El 10 de septiembre de 1979, a las 16.30, aterrizábamos en el Aeroparque Jorge Newbery. El vuelo debía llegar a Ezeiza, pero la dictadura cambió de planes. A partir de ese momento todo se precipitó. Lo que empezó siendo una improvisación se confirmó como un “espectáculo” perfectamente diseñado. Nos subieron a unos helicópteros Apache para volar hasta el estadio de Atlanta.
En Villa Crespo estaba el epicentro que marcó el inicio del “jolgorio”. La Comisión de Derechos Humanos de la OEA se encontraba en esos momentos en el país, por lo cual había una urgencia política por habitar la celebración y la creación de una atmósfera festiva que abrazara la realidad hasta estrujarla. Todo resultaba de un fervor desmesurado, de un contagio febril de cartón piedra espoleado por los medios. Mucha gente salió a la calle a festejar espontáneamente la obtención del título Mundial Juvenil en Tokio, pero con el paso de las horas la “fiesta” se fue desnudando como lo que realmente fue: un atrezzo de carácter renacentista diseñado para ocultar un genocidio.

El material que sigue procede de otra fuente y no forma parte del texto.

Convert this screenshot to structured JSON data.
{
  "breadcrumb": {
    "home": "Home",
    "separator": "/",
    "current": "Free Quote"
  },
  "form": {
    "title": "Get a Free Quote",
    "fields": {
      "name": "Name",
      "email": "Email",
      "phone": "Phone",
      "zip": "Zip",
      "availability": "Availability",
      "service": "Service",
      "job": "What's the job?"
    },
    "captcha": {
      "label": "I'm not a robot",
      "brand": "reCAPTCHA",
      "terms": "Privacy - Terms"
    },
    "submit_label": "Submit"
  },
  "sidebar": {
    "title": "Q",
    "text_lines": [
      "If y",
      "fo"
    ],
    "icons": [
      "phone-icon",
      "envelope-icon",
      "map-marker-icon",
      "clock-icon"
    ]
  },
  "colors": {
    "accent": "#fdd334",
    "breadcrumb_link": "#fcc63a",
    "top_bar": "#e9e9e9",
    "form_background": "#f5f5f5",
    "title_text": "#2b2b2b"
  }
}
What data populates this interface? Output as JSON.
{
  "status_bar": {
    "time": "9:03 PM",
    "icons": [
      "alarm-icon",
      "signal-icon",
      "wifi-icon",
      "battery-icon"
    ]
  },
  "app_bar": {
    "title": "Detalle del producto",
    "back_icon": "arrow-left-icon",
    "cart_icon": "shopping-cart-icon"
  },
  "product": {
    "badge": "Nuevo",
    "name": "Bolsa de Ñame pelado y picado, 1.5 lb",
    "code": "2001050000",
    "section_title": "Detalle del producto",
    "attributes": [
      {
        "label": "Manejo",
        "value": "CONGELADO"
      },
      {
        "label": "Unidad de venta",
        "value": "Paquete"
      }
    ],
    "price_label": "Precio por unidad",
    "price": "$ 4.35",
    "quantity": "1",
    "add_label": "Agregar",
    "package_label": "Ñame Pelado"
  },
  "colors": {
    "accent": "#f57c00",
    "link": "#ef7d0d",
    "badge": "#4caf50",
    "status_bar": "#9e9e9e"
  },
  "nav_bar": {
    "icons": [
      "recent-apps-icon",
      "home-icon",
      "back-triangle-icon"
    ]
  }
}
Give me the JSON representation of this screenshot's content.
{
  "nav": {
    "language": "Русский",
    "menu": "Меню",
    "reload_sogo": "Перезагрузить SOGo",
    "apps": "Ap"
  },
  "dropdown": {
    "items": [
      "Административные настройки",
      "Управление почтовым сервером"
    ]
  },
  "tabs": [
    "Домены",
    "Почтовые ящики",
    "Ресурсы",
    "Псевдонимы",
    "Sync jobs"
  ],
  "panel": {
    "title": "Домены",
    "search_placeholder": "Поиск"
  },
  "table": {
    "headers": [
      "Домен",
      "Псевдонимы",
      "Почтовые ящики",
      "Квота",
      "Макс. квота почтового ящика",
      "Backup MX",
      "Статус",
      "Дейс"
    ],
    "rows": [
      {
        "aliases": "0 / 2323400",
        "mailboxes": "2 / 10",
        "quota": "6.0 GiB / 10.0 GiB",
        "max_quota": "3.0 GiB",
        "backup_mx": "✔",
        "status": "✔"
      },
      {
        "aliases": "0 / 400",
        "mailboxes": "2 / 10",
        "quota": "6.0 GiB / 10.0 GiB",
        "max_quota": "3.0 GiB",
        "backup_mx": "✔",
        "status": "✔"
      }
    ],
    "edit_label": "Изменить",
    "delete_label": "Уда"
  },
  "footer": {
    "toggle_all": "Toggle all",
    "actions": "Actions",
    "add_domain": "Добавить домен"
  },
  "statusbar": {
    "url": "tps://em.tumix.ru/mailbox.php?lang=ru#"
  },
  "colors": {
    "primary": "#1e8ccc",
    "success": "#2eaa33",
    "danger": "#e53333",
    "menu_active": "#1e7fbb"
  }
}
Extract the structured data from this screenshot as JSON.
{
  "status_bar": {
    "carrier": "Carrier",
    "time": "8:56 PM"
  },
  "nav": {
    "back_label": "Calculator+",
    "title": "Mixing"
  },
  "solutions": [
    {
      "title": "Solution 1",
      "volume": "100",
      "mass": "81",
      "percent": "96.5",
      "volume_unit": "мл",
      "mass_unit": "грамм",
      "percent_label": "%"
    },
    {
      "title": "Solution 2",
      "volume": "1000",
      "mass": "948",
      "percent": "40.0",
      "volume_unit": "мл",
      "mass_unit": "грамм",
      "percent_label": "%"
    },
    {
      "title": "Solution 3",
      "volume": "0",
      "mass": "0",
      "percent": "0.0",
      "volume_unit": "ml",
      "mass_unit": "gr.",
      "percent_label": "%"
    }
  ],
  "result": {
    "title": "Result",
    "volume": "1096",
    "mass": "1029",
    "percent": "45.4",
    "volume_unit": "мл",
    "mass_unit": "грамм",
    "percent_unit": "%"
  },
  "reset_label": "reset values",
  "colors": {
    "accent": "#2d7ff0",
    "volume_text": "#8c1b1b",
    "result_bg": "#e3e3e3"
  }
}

Subidos a los micros, desfilamos por la Avenida Corrientes como héroes de la “nueva modernidad”. En la Casa Rosada nos esperaba Videla, donde el genocida hacía su vida y deshacía la vida de los demás. Había muchos ojos en blanco en muchos cuerpos oscuros en esa Casa de Gobierno. Con el paso de las horas fuimos pisando todas las alfombras, todos los pasillos, todos los despachos. Estrechamos todas las manos, y aguantamos todas las sonrisas. Es lo que tiene el éxito desmesurado: uno no para de ver dentaduras. Con la noche cerrada la plaza se fue vaciando, y el asesino se fue a dormir el sueño de los elegidos. Fue entonces cuando la “fiesta” acabó de morir acompañada por el rocío de la madrugada.
Unos días después del recibimiento se presentó en mi casa una señora mayor. Quería saludarme y hablar conmigo. Me comentó que vivía en el barrio, cerca de la cancha de Vélez. Que el otro día había estado en la Plaza, en un rincón, observando la fiesta. Que me conocía del fútbol, y de la escuela cercana a su casa. Me felicitó por el titulo, y luego de un breve silencio me dijo algo así: “Mi nieta estudió contigo en ese colegio. Estaba en una clase superior. Hoy no sabemos nada de ella. Se la llevaron en octubre del 77. Fui a la Plaza para ver el ambiente, lo que se decía, lo que se gritaba, lo que se pensaba. Quería comprobar por mi misma como se comportaba la gente. Sufrí mucho, sentí mucha rabia, mucho dolor, pero también algo de alegría por ustedes. Necesitaba decírselo”. Antes de marcharse me pidió si podía averiguar algo de su nieta, y luego susurró: “Para estos asesinos estamos ‘locas’. Es verdad. Estamos locas, pero por saber”.
Siempre me ha acompañado el recuerdo luminoso de esta abuela. Sus palabras, su mirada, sus reclamos. Hoy ya no está con nosotros. Cada cierto tiempo la veo en ese rincón de la Plaza, sola, poderosa, con la gente festejando a su alrededor y ella en silencio, con su nieta en las entrañas y esa tristeza irreparable de los sometidos sin respuestas, sin pasado y sin olvido. Sólo, pidiéndole a la vida un poco más de vida.